Six years after those events, prosecutors have sought to recast the Gezi protests as a plot to topple Erdogan, who was prime minister at the time and a vocal proponent of knocking down the park to build a shopping mall whose architectural style would evoke the Ottoman barracks that once stood on the site. Before that time, part of the park, a potent symbol of the secular republic, was an Armenian cemetery.

Gezi has survived, though Erdogan occasionally revives the possibility of a construction project. The rest of the square has been transformed into a large concrete expanse. The Ataturk Cultural Center on the eastern edge has been demolished, and progress on its replacement has been slow. To the west, a soaring mosque nears completion, fulfilling a decades-old aspiration of Islamists who resented the presence of churches in the district once inhabited by non-Muslims.

The trial of Kavala and the others accused of orchestrating the protests resumes on Oct. 8, when three witnesses for the prosecution are due to testify. A verdict is not expected at this stage, but Kavala’s lawyers will petition again for his release. The court could also order the detention of the other defendants, the rights activists said.

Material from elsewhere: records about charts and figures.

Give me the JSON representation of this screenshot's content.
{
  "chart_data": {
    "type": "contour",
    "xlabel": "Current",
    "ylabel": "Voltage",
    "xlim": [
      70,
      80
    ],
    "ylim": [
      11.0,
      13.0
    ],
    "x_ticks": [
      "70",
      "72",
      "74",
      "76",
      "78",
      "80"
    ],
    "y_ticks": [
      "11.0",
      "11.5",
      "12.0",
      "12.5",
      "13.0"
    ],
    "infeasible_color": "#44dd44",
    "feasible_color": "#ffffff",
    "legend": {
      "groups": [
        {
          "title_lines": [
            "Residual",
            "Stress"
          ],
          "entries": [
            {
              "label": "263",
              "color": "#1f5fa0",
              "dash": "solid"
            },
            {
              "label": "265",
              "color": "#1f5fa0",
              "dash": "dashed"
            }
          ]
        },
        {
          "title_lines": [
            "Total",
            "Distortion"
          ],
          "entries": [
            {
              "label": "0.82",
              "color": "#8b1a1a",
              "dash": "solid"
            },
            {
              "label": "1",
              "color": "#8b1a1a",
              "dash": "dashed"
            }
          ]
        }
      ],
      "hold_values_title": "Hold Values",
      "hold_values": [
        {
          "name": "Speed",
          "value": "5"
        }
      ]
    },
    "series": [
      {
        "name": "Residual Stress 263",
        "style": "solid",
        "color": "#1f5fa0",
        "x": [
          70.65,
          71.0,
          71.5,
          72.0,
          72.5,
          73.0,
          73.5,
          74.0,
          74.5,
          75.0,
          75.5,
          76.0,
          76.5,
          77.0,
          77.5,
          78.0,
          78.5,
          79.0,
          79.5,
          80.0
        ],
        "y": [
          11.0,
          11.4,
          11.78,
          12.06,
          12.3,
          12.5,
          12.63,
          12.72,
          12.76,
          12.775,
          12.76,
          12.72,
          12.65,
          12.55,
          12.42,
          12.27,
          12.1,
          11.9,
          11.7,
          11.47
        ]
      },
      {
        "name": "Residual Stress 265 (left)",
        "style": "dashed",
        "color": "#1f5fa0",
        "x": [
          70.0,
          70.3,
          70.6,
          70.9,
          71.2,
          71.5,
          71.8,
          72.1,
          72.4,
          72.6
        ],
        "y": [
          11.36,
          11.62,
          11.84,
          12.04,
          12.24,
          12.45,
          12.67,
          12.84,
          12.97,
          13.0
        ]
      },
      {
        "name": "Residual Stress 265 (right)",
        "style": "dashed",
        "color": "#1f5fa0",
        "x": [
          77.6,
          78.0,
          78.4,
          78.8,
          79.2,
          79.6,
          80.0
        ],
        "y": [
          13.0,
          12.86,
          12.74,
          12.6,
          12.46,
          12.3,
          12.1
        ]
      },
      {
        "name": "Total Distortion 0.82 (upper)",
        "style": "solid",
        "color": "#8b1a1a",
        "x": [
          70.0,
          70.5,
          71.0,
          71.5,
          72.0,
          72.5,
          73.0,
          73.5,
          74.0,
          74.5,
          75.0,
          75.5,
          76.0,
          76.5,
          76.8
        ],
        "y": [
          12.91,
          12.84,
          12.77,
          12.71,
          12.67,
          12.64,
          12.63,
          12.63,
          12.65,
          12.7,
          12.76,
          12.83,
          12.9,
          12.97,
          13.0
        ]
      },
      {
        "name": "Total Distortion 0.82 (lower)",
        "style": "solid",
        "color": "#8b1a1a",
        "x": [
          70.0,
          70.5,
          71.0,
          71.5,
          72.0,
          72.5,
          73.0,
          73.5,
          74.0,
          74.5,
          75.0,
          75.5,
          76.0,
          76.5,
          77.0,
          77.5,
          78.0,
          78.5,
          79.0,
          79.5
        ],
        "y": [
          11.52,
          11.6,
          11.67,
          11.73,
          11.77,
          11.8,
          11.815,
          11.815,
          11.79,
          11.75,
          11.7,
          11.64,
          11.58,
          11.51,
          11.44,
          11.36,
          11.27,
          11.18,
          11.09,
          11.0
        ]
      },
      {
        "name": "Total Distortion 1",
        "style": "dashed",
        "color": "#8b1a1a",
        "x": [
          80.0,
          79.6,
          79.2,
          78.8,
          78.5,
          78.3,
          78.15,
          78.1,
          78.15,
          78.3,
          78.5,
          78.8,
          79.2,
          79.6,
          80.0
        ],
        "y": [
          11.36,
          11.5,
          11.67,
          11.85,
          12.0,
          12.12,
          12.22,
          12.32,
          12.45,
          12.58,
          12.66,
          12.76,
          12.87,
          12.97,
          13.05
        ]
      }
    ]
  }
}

The 657-page indictment is based largely on wiretapping, whose authorization was given by authorities who have since been accused of belonging to the religious movement of Fethullah Gulen, the US-based cleric accused of masterminding the 2016 military coup attempt, Celikkan said.

“There are a series of statements and assertions in the indictment. However, there’s no evidence to back those assertions. These assertions are baseless because the prosecutor doesn’t strive to show Osman Kavala” had a role bankrolling the protests, Sinclair-Webb said.

“The use of pre-trial detention in Turkey has certainly been turned into a form of summary punishment,” she added.

Targeting Kavala despite his wealth and prominence demonstrates to other rights campaigners that they too could be vulnerable, Celikkan said. “They want to show that they can get to anyone. He is a very good example. If they can keep him this unlawfully in prison, they can keep everyone in Turkey in prison. It’s fear politics,” he said.

Kavala has lost weight in prison but is in otherwise good health, said Sinan Gokcen of Civil Rights Defenders. The 20,000 or so inmates at the Silivri penitentiary, Europe’s biggest maximum-security jail, are worried about dozens of small earthquakes that have hit an area offshore this month, but their requests for access to yards adjoining their cells have been denied.